17 de mayo de 2010
EXPORTACIONES
El problema de la producción rionegrina
El ministro de Producción, Juan Accatino, alertó que la medida de restringir las importaciones de alimentos anunciada por el gobierno nacional a través del secretario de Comercio Interior, Guillermo Moreno, “puede ser para nosotros un verdadero desastre” por la posible represalía de Brasil de tomar una medida similar respecto a la fruta rionegrina
Informó el ministro Juan Accatino que “estuvimos hablando esto con el ministro (Julián Domínguez), con dos de sus tres secretarios, Carla Campos Bilbao y Lorenzo Basso, y autoridades de la industria que estaban en el lanzamiento del Plan Estratégico, Agroalimentario y Agroindustrial. Estaban también las autoridades de CAFI y algunas de las grandes empresas exportadoras como Expofrut”.
Indicó que “mientras la gente de la industria decía que había que esperar, que no se sabía todavía cómo iba a reaccionar Brasil, Lorenzo Basso decía que esto podía no ser nada o ser una verdadera debacle”.
Informó el funcionario que el perjuicio para Río Negro puede ser mucho “porque tenemos las cámaras de frío abarrotadas como nunca con fruta, esperando ser colocadas en el mejor mercado que tenemos hoy los argentinos para nuestra fruta y con la sospecha que Brasil, como lo hizo el año pasado con las licencias automáticas, lo puede hacer ahora”.
Indicó que “ni siquiera estamos hablando que se nos complique la colocación de toda la fruta, con que se nos complique la colocación de una parte ya el problema es grande.

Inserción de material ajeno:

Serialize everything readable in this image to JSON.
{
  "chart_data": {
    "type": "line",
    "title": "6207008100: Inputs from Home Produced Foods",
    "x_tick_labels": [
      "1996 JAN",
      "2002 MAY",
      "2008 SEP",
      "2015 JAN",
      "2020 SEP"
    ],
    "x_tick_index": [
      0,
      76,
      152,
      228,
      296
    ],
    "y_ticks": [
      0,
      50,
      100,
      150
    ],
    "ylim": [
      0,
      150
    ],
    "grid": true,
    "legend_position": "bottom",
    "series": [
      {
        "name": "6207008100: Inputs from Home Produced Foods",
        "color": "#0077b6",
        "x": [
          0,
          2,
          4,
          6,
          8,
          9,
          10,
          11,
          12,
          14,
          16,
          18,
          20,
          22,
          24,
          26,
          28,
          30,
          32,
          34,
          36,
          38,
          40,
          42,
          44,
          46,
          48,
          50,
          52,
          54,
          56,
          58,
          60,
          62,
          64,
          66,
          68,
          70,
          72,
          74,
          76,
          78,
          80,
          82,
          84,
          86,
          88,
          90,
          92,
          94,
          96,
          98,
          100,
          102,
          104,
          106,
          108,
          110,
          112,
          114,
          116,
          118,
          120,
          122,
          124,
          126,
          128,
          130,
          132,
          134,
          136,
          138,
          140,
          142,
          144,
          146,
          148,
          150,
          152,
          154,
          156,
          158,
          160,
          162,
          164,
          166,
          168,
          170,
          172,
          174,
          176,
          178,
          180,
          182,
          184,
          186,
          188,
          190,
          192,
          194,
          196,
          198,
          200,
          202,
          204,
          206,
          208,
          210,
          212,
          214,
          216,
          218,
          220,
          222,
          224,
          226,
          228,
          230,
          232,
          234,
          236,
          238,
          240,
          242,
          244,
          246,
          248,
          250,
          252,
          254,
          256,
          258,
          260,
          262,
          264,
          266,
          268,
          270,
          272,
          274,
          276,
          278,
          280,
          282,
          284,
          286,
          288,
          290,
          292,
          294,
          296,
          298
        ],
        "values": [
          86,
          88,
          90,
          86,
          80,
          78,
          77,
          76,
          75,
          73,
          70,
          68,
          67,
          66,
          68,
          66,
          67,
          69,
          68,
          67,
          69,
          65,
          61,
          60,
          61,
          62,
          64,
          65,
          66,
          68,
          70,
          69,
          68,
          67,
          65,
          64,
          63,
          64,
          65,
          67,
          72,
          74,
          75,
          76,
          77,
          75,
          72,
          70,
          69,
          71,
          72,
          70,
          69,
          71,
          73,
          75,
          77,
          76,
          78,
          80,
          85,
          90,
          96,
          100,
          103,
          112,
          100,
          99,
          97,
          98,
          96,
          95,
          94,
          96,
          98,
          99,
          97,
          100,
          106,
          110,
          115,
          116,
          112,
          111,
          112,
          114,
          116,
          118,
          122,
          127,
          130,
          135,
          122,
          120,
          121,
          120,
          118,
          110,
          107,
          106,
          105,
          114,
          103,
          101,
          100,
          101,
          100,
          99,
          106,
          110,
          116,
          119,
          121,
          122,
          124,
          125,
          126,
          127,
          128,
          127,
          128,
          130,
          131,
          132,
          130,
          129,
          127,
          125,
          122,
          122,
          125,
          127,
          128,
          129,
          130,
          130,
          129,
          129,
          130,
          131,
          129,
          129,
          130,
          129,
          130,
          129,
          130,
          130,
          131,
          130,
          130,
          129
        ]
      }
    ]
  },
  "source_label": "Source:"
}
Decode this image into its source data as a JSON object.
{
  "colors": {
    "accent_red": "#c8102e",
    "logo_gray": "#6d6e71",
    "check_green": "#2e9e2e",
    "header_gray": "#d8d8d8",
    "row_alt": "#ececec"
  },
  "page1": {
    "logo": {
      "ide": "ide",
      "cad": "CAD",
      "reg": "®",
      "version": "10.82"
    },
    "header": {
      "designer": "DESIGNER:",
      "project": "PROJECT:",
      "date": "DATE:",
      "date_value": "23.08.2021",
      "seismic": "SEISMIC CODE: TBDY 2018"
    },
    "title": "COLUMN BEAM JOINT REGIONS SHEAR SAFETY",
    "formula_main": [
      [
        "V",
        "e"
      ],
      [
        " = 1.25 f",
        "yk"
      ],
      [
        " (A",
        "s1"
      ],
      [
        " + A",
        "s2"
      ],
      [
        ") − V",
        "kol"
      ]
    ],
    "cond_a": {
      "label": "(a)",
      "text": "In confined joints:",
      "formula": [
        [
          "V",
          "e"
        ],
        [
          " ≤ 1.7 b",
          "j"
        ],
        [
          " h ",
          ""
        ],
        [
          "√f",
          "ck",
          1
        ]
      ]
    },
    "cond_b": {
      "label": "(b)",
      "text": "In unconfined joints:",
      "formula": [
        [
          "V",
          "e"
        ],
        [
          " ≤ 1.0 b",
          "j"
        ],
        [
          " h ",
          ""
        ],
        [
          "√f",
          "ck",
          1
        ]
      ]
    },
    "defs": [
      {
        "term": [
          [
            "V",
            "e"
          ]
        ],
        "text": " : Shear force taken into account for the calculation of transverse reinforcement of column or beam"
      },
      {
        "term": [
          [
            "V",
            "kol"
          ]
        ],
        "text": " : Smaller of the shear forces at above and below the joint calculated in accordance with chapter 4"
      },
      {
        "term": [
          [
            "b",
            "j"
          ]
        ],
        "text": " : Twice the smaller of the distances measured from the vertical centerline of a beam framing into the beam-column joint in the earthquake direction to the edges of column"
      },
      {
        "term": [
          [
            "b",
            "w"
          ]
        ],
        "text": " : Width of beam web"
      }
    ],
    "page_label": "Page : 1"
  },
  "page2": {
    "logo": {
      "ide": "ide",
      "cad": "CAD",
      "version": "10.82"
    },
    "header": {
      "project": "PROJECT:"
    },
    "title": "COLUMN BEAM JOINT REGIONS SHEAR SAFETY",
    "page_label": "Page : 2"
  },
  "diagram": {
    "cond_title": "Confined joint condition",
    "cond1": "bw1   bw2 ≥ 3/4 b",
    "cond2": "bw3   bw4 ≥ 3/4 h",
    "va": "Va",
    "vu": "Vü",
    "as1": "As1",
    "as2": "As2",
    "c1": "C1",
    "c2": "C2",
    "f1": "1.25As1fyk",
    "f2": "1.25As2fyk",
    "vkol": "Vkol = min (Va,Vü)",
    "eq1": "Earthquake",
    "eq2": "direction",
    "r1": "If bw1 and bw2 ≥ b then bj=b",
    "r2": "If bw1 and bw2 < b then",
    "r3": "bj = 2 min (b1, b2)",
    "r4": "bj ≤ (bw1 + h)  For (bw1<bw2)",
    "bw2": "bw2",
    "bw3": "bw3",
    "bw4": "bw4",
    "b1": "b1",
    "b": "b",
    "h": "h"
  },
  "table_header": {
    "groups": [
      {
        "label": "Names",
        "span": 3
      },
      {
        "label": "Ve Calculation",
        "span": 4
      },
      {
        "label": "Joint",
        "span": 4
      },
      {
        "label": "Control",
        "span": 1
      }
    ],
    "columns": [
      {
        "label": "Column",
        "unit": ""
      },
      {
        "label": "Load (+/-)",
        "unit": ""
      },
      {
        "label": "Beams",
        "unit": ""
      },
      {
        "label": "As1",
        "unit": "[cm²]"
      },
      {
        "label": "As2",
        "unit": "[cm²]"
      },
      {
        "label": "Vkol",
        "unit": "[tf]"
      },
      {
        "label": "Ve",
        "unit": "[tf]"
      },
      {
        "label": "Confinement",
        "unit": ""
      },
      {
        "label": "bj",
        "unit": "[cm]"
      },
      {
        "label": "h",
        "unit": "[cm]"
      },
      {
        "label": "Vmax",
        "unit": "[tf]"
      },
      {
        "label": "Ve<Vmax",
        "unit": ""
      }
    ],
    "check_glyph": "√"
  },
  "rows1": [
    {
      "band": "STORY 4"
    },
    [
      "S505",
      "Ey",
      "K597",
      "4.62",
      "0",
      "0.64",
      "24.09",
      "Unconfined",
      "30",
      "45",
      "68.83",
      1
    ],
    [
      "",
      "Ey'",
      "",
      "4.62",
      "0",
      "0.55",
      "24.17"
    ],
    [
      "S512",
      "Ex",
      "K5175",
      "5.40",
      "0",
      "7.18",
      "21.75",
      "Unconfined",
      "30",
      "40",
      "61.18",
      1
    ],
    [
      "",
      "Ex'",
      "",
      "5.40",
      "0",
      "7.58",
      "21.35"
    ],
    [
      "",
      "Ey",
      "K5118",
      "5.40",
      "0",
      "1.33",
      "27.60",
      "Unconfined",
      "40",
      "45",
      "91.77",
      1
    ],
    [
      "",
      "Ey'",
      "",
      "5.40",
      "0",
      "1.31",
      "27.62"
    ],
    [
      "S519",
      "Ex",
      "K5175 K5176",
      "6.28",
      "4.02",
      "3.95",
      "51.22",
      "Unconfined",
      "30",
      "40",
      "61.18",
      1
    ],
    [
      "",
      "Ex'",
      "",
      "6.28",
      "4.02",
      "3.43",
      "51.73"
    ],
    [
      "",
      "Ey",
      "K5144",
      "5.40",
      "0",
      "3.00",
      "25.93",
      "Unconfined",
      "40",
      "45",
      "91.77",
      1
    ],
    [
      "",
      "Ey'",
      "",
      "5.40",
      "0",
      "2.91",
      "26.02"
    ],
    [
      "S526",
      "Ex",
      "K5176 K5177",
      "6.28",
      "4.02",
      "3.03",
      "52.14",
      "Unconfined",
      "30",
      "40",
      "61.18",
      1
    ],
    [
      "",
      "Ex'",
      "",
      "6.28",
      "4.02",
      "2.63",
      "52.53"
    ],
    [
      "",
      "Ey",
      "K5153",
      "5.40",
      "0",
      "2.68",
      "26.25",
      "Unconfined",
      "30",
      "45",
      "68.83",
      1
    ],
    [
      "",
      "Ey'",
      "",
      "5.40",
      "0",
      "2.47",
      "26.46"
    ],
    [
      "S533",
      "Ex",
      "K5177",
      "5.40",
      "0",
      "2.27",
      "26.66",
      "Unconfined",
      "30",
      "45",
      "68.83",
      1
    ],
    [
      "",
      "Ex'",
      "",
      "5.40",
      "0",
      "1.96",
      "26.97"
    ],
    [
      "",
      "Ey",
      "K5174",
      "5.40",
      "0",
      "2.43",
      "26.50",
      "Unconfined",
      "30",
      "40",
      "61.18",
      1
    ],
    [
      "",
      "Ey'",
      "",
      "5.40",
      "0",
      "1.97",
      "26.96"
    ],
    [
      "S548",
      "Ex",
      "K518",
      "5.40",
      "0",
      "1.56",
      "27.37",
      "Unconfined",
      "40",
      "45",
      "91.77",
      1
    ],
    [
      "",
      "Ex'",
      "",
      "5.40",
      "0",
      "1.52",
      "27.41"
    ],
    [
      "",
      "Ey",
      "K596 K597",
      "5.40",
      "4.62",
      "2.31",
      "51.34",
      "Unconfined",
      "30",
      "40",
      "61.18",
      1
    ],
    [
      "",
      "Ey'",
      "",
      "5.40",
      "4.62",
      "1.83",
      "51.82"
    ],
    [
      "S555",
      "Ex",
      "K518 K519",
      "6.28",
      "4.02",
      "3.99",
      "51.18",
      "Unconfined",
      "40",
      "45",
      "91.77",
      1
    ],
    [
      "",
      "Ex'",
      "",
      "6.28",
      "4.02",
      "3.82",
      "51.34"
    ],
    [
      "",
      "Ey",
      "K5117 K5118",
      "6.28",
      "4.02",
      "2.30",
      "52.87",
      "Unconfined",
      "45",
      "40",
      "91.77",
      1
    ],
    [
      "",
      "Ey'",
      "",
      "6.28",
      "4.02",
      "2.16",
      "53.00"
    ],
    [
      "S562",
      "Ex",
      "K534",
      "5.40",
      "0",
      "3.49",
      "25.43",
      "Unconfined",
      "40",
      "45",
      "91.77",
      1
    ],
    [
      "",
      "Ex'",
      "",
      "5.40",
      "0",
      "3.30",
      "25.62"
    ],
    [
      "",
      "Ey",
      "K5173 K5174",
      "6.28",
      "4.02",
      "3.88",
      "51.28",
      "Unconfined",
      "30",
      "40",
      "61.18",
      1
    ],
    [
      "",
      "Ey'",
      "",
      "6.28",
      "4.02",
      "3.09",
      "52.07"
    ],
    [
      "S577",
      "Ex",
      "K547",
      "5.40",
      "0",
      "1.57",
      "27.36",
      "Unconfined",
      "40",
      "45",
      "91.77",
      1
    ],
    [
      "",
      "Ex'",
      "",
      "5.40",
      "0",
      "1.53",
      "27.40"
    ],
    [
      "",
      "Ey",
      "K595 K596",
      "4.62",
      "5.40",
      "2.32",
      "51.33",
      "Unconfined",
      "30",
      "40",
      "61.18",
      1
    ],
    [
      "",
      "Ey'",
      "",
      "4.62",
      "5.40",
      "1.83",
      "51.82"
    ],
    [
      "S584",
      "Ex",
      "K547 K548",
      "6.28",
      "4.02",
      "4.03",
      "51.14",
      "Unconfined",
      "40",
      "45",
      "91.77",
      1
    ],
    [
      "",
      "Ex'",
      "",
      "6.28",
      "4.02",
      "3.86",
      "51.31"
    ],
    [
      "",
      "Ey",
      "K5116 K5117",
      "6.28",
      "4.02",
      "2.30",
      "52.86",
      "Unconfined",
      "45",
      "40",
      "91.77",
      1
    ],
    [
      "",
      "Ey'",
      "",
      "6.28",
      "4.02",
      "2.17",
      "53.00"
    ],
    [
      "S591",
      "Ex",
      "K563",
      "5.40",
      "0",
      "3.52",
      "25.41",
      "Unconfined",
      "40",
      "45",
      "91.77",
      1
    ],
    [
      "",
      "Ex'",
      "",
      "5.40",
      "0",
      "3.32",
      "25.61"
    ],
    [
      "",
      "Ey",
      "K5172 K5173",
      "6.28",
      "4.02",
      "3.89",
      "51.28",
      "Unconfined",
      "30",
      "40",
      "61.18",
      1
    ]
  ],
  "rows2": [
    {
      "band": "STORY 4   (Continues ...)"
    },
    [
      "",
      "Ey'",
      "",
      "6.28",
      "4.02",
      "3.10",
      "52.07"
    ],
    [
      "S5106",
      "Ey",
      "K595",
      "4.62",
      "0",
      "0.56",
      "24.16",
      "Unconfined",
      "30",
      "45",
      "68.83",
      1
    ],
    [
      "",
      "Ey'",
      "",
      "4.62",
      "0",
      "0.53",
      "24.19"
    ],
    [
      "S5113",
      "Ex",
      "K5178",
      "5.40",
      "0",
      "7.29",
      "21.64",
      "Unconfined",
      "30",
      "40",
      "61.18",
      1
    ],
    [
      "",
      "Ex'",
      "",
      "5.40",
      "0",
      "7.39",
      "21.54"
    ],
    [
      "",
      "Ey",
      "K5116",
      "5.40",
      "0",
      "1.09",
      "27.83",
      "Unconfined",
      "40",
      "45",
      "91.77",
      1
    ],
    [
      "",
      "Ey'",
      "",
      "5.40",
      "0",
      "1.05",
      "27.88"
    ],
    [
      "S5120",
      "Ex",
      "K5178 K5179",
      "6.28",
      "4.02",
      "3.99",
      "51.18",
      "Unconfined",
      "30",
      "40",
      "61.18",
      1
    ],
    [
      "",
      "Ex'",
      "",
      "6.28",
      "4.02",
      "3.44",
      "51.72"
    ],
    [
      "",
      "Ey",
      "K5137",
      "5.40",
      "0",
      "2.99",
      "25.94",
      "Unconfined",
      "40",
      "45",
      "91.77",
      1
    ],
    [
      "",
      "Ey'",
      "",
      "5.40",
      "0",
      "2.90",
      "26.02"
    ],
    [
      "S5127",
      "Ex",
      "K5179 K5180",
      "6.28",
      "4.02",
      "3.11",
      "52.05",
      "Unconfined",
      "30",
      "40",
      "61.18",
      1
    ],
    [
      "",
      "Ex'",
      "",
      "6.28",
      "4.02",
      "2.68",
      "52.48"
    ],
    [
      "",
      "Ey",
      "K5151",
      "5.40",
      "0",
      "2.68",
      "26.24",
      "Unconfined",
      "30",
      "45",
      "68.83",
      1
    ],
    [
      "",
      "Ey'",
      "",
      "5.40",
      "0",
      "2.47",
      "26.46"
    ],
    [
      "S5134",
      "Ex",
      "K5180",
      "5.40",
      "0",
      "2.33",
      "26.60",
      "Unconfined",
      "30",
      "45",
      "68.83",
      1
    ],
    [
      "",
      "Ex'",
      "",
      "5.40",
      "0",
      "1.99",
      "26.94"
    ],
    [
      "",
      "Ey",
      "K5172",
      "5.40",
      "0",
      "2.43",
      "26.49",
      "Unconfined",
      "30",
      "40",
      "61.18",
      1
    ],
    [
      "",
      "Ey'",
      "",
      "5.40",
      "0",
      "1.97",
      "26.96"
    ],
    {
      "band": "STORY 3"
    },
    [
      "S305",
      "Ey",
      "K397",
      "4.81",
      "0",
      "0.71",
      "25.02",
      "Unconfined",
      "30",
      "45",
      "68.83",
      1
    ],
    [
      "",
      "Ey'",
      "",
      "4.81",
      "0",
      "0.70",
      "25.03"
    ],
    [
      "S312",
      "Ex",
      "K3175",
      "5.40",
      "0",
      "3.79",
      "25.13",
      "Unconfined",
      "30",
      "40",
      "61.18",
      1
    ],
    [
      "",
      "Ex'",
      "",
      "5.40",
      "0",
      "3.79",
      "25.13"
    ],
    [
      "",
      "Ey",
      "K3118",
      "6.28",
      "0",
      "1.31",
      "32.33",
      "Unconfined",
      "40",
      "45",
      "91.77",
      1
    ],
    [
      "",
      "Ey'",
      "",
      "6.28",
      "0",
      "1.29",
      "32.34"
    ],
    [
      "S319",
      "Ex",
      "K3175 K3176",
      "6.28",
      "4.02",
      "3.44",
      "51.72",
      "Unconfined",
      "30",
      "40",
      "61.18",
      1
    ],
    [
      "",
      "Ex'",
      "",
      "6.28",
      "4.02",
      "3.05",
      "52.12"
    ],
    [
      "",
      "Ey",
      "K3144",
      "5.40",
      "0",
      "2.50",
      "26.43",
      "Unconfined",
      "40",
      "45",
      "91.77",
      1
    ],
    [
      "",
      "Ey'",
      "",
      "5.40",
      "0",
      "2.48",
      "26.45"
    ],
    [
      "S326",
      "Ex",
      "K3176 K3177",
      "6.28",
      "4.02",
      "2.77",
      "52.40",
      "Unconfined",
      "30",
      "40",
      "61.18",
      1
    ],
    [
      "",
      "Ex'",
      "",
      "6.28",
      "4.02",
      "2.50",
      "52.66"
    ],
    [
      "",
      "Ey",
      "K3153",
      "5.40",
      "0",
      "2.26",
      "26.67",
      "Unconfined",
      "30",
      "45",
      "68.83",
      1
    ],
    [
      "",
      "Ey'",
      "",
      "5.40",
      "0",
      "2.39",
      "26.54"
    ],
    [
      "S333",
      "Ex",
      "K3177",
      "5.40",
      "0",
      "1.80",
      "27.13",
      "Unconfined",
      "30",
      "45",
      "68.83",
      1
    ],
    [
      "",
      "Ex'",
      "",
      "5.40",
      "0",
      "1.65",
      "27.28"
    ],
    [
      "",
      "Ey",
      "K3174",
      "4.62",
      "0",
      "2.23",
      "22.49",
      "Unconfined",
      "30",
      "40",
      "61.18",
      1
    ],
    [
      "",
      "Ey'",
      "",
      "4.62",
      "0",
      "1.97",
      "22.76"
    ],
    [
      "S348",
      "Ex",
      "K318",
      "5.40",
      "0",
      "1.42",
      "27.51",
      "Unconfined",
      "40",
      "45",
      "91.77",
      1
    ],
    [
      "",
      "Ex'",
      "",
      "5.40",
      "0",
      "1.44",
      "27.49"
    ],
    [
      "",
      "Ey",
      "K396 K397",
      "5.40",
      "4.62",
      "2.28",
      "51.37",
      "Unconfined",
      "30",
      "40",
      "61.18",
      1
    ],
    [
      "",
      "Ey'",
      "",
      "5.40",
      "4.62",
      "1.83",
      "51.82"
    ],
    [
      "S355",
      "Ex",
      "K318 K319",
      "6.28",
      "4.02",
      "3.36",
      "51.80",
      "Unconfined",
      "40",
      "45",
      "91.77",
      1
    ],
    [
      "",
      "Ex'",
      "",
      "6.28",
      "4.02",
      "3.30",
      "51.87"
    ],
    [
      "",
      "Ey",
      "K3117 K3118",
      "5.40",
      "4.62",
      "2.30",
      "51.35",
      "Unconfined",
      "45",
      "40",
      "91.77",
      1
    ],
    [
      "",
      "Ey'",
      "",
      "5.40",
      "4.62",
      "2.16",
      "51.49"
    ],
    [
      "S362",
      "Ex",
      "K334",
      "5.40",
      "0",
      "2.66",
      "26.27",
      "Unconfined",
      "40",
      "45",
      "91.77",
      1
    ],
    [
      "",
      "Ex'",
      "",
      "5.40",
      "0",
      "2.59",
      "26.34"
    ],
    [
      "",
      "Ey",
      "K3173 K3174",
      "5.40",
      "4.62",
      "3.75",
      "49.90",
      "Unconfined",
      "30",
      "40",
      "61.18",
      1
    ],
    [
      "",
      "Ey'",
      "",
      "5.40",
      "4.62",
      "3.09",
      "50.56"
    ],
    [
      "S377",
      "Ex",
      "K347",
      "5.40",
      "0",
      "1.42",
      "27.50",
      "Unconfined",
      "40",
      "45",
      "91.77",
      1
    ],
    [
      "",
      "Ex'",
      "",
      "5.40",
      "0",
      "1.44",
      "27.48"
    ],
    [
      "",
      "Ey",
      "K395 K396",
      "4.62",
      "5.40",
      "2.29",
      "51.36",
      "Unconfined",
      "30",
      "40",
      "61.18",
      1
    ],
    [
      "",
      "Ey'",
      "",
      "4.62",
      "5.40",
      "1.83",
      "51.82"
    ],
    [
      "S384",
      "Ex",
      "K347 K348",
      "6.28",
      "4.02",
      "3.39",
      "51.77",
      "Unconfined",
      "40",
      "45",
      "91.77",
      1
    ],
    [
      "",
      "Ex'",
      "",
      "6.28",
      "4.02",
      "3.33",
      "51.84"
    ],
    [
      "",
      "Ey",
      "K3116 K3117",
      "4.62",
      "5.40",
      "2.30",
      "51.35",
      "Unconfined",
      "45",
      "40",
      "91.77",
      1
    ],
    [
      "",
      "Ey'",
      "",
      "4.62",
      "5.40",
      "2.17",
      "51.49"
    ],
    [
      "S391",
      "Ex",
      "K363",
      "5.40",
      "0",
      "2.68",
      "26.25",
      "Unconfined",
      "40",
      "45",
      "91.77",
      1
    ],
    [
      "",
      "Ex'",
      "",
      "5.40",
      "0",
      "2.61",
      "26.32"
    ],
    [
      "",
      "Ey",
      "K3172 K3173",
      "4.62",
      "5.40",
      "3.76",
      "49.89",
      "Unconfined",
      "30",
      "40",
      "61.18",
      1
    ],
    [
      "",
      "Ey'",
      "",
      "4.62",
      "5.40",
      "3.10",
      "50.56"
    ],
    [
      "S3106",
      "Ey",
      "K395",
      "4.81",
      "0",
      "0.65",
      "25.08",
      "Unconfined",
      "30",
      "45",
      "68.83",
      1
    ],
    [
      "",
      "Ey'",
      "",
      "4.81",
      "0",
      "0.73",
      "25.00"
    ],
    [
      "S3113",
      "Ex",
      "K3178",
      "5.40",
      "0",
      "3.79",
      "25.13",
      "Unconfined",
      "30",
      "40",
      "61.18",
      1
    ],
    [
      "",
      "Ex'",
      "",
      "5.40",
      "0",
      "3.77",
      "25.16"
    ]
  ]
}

Tenemos un cronograma de entrega donde no podemos atrasarnos una semana, porque es fruta que no la podés colocar en ningún lado, y cuando intentás colocarlo lo que estás haciendo es bastardear el mercado porque estás saturando”.
“Hay un cronograma de entrega semana por semana que no se puede atrasar”, consignó Accatino a lo que agregó que “Brasil puede ser que nos infraccione, puede que negociemos o puede que lo arreglemos, pero todo eso lleva tiempo y que no se pueda colocar una parte va a complicar la colocación de toda la fruta”.
“Brasil es un mercado más importante para nosotros que nosotros para ellos, así que puede perjudicarnos”, concluyó el ministro.